I cannot use it in my code, but I see Unity’s code using it.
I haven’t ever found a need for unsafe code, but maybe this will help. Try enabling the option to “Allow ‘unsafe’ Code” in the Player Settings. Unity - Manual: Windows Player settings
Unsafe code comes in handy when you need to mess about with value types, and further usage of stuff like UnsafeUtility memory functions (besides pointers, fixed keyword also requires an unsafe context).
You can also enable unsafe code on a per-assembly-definition basis in the assembly definition’s settings. However, this isn’t what they were asking about (the System.Runtime.CompilerServices.Unsafe class, not general unsafe code).
It shouldn’t be included in the API surface Unity exposes (netstandard2.1 or netstandard2.1+net4.8) so I’m curious as to where you see them using it.

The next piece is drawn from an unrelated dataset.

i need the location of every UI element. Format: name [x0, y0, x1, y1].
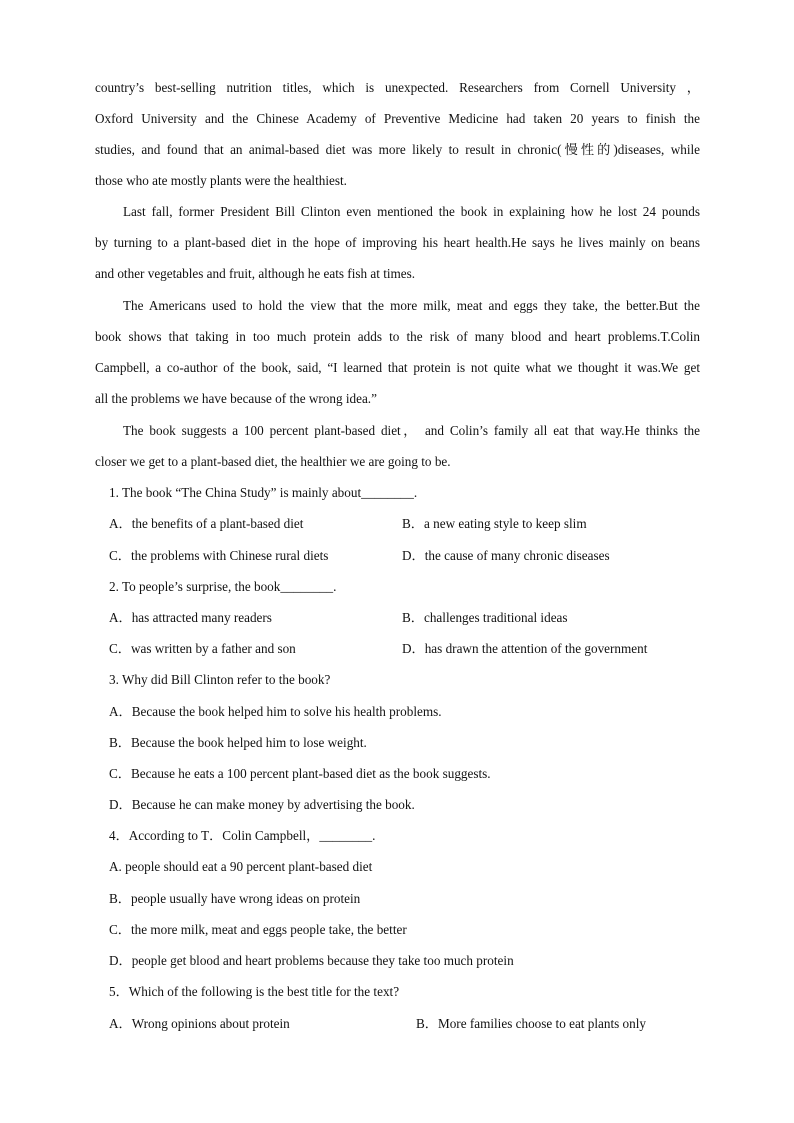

User code should be able to use the appropriate DLL from the NuGet package if necessary, provided only one copy exists in the project.
https://www.nuget.org/packages/System.Runtime.CompilerServices.Unsafe/
Note that UnsafeUtility exists in Unity and provides a number of useful methods. Unity Collections switched over to this class from using Unsafe ages ago.
https://docs.unity3d.com/ScriptReference/Unity.Collections.LowLevel.Unsafe.UnsafeUtility.html
They use it in UnsafeUtility …
// Copy from UnsafeUtility
public static ref T As<U, T>(ref U from)
{
return ref System.Runtime.CompilerServices.Unsafe.As<U, T>(ref from);
}
Are you looking at decompiled code? It doesn’t actually use Unsafe.As, but ILSpy will include Unsafe.As in the output because it’s the only way to express what the function does in C#. If you look at the actual IL, you will see that it is just ldarg.0 followed by ret.
That’s very interesting. That would explain why UnityCsReference only includes stubs for some of those UnsafeUtility methods and what kind of stuff actually goes on.